Lantas, kenapa kita masih memuja-muja cinta? Seindah itu, kah cinta? Sebuah relasi menyakitkan, aneh, dan relasi ‘sakit’ (nausea—memuakkan). Apakah relasi-relasi itu kurang menjijikkan? Saya kira, sebuah habitus mengesalkan telah menjadi episteme yang melekat dalam diri kita—kita terlena dengan topeng yang menjadi selubung (penutup temporar). Mungkin, aku yang akan menjadi asing karena menganggap apa yang kalian puja hanya lah hal yang sebenarnya tidak penting. Sebab cinta tidak lain adalah sebuah hasrat untuk menguasai. Begitu juga, cinta hanya lah sebuah epistem, untuk terus melanggengkan ke-subjekkan seseorang dengan melahirkan relasi oposisi-biner—pemujaan atas sang ‘aku’. Kalau begitu, bagaimana cinta sejati? Cinta sejati lahir ketika aku telah hancur, dan kalian berdua tenggelam dalam bentuk objek. Atau, berenang dalam penderitaan resiprokal-sinergis yang harus kalian sadari setiap waktu. Tapi ujung-ujungnya, ego sebagai ‘aku’ diri kalian akan menguasai, dan menjatuhkan lawan ke dalam bentuk objek dan tenggelam dalam nilai-nilai ke-aku-an subjek.

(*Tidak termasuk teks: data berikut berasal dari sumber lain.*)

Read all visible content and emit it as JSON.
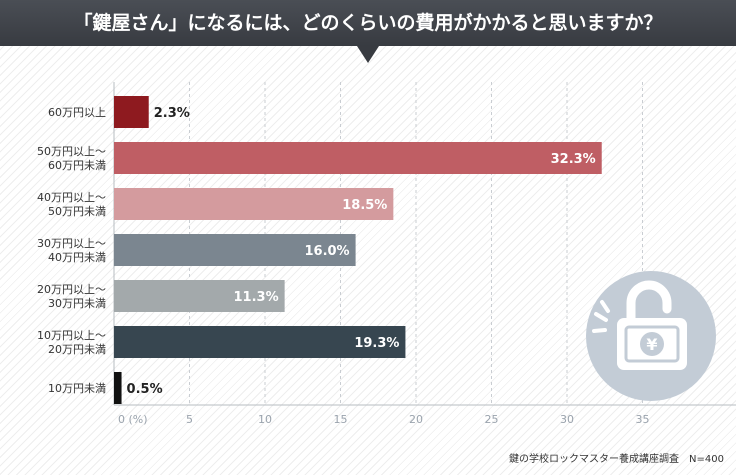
{
  "header": {
    "title": "「鍵屋さん」になるには、どのくらいの費用がかかると思いますか？"
  },
  "source": "鍵の学校ロックマスター養成講座調査　N=400",
  "colors": {
    "header_bg": "#3b3e44",
    "bar_60_plus": "#8e1a1f",
    "bar_50_60": "#bf5e64",
    "bar_40_50": "#d49b9e",
    "bar_30_40": "#7b8690",
    "bar_20_30": "#a3a9ab",
    "bar_10_20": "#374650",
    "bar_under_10": "#111111",
    "icon_circle": "#c3ccd6"
  },
  "icon": "padlock-yen-icon",
  "chart_data": {
    "type": "bar",
    "orientation": "horizontal",
    "title": "「鍵屋さん」になるには、どのくらいの費用がかかると思いますか？",
    "xlabel": "(%)",
    "ylabel": "",
    "xlim": [
      0,
      40
    ],
    "ticks": [
      0,
      5,
      10,
      15,
      20,
      25,
      30,
      35
    ],
    "tick_labels": [
      "0 (%)",
      "5",
      "10",
      "15",
      "20",
      "25",
      "30",
      "35"
    ],
    "grid": true,
    "categories": [
      [
        "60万円以上"
      ],
      [
        "50万円以上～",
        "60万円未満"
      ],
      [
        "40万円以上～",
        "50万円未満"
      ],
      [
        "30万円以上～",
        "40万円未満"
      ],
      [
        "20万円以上～",
        "30万円未満"
      ],
      [
        "10万円以上～",
        "20万円未満"
      ],
      [
        "10万円未満"
      ]
    ],
    "values": [
      2.3,
      32.3,
      18.5,
      16.0,
      11.3,
      19.3,
      0.5
    ],
    "value_labels": [
      "2.3%",
      "32.3%",
      "18.5%",
      "16.0%",
      "11.3%",
      "19.3%",
      "0.5%"
    ],
    "bar_colors": [
      "#8e1a1f",
      "#bf5e64",
      "#d49b9e",
      "#7b8690",
      "#a3a9ab",
      "#374650",
      "#111111"
    ],
    "label_inside": [
      false,
      true,
      true,
      true,
      true,
      true,
      false
    ]
  }
}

Setelah kita menelanjangi cinta, ia pada akhirnya akan mengakui proyek kegilaannya sendiri; Seperti katanya Nietzsche: “Filsuf besar mana yang menikah? Herakleitos, Plato, Descrates, Lebniz, Spinoza, Kant, Schopenhauer, tidak ada di antara mereka yang menikah”. Nietzsche menganggap, pernikahan dan hubungan  menjijikkan itu membuat manusia tidak akan mampu sampai pada taraf optimalnya, bahkan sebagai sebuah komedi dan perolok-olokkan bencana. Saya mengira, bahwa asumsi itu lahir karena konflik-relasi-kuasa yang akan lahir dalam relasi komunian (cinta) seperti yang saya uraikan sebelumnya. Seperti Foucault, bahwa setiap relasi akan menciptakan relasi kuasa.

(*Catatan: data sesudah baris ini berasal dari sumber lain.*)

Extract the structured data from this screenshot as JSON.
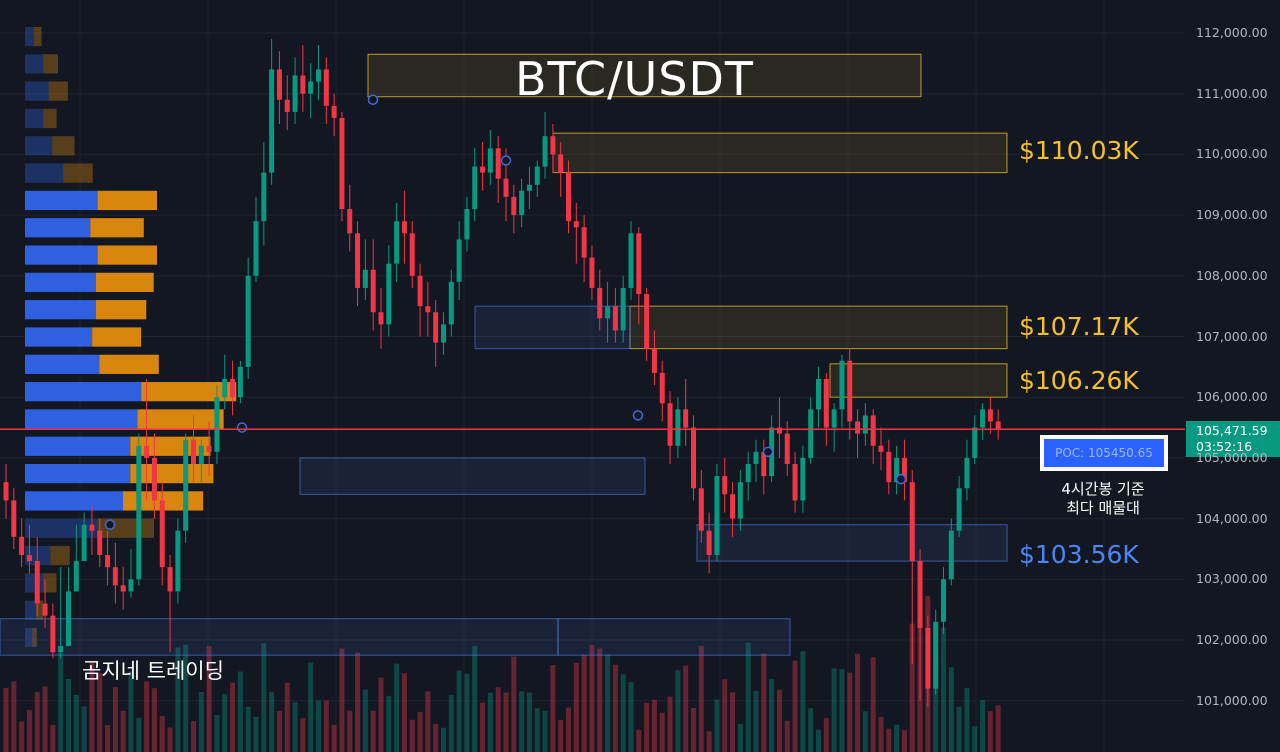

Relasi kuasa di sini adalah upaya subjek dalam mendorong subjek lain ke dalam objetivikasi subjek, ketika sang objek (lawan) tenggelam dalam nilai-nilai ke-aku-an subjek-narsistik—artinya manusia-objek telah termarjinalkan. Maka, kita bisa melihat keberhasilannya adalah ketika hubungan mereka (dua orang yang katanya mencintai) menjadi relasi subordinatif. Sikap marginalisasi inilah yang tidak akan menjadikan manusia sampai pada optimalnya, karena akan terus dibatasi oleh sang-Subjek yang superior dalam relasinya. Tentu, proyek hegemoni subjek yang akan terus membatasi kebebasan sang subjek-yang-tenggelam-pada-objektivikasi. Mungkin dengan menggunakan istilahnya Sartre, adalah bentuk konflik, bahwa cinta juga paradoks yang menjanjikan kebebasan, tetapi kenyataannya cinta hanya sebuah selubung (topeng) yang menutupi sebenar dari ‘hasrat menguasai'’ seseorang.

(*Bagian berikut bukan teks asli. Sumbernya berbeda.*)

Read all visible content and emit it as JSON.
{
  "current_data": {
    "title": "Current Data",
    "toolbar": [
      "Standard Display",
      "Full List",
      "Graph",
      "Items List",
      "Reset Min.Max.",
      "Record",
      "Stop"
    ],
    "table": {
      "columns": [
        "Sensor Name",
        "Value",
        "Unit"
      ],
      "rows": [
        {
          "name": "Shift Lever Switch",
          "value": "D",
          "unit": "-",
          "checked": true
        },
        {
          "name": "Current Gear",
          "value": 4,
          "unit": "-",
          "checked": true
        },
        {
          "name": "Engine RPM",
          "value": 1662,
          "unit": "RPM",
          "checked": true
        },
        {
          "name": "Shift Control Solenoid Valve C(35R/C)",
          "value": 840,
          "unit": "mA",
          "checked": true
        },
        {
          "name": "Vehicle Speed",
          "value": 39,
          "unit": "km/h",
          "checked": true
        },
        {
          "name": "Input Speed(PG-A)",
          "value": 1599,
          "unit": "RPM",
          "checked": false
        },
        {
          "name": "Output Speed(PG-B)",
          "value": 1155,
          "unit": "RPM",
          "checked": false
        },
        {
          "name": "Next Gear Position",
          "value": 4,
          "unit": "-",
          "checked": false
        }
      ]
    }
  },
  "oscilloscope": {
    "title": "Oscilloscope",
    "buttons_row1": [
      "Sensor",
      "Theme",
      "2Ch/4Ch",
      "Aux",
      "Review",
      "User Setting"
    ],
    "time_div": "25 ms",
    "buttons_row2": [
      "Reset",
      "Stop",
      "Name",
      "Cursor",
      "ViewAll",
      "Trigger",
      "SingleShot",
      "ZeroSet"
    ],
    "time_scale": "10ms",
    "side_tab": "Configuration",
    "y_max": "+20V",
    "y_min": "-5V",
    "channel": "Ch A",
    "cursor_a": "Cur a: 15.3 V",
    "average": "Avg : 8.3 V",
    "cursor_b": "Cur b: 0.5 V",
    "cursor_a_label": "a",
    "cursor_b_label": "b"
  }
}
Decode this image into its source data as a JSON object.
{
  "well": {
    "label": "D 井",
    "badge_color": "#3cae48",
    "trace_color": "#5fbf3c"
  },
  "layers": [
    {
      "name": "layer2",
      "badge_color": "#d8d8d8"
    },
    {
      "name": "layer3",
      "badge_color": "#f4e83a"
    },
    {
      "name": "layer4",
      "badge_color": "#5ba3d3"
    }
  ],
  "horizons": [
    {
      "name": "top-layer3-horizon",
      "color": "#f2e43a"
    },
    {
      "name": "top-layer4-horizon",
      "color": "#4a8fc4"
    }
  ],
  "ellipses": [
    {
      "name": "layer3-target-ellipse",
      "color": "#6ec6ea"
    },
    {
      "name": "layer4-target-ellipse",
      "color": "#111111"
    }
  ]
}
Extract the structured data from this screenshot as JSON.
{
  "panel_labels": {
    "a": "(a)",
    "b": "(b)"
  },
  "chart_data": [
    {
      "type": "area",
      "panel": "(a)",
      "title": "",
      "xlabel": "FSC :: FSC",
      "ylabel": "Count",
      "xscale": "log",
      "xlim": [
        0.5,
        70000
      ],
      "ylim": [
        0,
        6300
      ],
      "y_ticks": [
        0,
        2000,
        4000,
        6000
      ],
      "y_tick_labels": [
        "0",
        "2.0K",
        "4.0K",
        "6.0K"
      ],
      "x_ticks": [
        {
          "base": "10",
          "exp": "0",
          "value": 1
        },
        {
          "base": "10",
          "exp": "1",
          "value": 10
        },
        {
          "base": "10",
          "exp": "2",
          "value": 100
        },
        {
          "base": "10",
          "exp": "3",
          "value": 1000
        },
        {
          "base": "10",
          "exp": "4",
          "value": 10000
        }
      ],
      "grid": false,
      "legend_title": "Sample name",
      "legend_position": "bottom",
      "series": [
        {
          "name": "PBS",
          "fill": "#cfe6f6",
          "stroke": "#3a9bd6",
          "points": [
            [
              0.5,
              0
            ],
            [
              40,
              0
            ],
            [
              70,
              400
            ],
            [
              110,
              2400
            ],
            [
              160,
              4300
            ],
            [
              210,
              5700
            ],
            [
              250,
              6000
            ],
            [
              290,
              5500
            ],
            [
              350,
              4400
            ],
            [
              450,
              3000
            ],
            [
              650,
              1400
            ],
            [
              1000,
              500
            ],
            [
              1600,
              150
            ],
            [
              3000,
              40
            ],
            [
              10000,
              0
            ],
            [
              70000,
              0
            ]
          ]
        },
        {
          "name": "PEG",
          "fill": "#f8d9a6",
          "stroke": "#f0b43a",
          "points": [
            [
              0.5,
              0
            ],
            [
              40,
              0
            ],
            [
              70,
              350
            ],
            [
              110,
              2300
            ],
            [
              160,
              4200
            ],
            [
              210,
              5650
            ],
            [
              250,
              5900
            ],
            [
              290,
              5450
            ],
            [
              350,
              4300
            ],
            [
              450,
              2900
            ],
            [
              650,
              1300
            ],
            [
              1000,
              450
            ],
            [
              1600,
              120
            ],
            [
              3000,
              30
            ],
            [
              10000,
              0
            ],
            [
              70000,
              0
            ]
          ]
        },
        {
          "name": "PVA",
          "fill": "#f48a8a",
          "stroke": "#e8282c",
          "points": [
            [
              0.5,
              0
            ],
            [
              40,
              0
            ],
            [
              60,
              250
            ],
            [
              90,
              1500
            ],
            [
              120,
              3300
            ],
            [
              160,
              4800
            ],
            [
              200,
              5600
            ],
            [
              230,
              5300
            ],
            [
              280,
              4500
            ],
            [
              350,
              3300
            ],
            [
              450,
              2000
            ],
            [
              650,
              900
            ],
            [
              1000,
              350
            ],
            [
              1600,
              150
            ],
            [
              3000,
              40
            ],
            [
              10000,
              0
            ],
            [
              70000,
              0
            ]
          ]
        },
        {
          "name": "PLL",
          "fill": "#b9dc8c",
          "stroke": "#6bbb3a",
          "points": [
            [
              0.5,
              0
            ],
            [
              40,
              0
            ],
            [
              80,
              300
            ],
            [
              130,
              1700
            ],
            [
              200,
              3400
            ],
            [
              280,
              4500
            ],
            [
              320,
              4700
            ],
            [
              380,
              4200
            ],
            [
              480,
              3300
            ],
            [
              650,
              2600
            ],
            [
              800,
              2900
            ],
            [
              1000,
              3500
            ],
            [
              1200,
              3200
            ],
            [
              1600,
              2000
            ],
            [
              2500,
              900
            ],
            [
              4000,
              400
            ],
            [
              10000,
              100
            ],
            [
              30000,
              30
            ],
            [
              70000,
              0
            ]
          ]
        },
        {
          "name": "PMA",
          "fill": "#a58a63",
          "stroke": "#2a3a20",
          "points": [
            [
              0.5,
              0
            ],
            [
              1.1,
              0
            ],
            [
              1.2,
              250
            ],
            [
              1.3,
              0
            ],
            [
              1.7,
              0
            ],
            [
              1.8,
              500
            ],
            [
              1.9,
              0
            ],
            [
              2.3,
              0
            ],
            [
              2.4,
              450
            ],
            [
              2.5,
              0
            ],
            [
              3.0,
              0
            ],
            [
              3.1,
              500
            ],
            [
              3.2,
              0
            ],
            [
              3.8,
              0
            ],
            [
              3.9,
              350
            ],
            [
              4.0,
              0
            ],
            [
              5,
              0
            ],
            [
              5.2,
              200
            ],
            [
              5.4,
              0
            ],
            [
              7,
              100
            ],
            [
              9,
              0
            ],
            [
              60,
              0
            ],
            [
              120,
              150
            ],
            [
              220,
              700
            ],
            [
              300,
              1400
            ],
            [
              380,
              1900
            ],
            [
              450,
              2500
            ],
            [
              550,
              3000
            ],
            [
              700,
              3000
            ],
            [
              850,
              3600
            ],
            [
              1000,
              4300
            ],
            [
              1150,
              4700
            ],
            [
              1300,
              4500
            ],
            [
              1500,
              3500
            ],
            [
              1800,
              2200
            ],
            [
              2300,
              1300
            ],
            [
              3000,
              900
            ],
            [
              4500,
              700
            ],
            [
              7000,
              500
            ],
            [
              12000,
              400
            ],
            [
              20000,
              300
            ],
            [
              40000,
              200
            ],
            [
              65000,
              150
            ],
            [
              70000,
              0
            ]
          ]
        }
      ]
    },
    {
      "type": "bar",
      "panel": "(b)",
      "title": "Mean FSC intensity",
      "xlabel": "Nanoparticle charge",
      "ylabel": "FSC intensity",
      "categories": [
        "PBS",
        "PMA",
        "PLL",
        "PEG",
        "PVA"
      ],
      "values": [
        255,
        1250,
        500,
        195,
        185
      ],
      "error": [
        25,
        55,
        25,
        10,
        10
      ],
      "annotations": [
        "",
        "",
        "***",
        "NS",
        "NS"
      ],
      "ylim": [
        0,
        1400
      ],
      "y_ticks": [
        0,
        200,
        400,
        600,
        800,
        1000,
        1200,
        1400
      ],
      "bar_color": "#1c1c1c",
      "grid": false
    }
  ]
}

Kata cinta, adalah wahyu Ilahi yang seakan-akan suci, tidak terbantah dan ‘mendosakan’ ketika ia terhina: “Apakah kamu tidak mencintaiku?” Adalah perkataan yang mampu meragukan keyakinan sang manusia optimal, dan ia merosot menjadi manusia ‘apollon’ yang loyo; Schopenhauer, yang dia lebih memilih hidup akademiknya, ia meragukannya sendiri ketika bapaknya sendiri menekannya untuk menjadi pedagang, walaupun kematian bapaknya akan menjadi titik intelektualnya. Seperti halnya ketika seorang yang ingin mendedikasikan hidupnya untuk riset dan ilmu pengetahuan, ia memilih menikah dan pada akhirnya ia memiliki anak. Episteme, cinta sebagai wahyu Ilahi sebagai alat meragukan, “apakah kamu lebih mencintai pekerjaanmu dari pada anak dan istri/suamimu?” Misal adalah Sokrates, ketika ia sedang bercengkerama dengan temannya, istrinya datang dengan membawa ember berisi air. Sang istri lantas menyiramkan air itu ke Sokrates sebagai bentuk protesnya kepada Sokrates, karena Sokrates lebih memilih berjalan dan berkelana dengan dialog-sokratiknya. Di sinilah, cinta menjadi penghambat manusia untuk optimal.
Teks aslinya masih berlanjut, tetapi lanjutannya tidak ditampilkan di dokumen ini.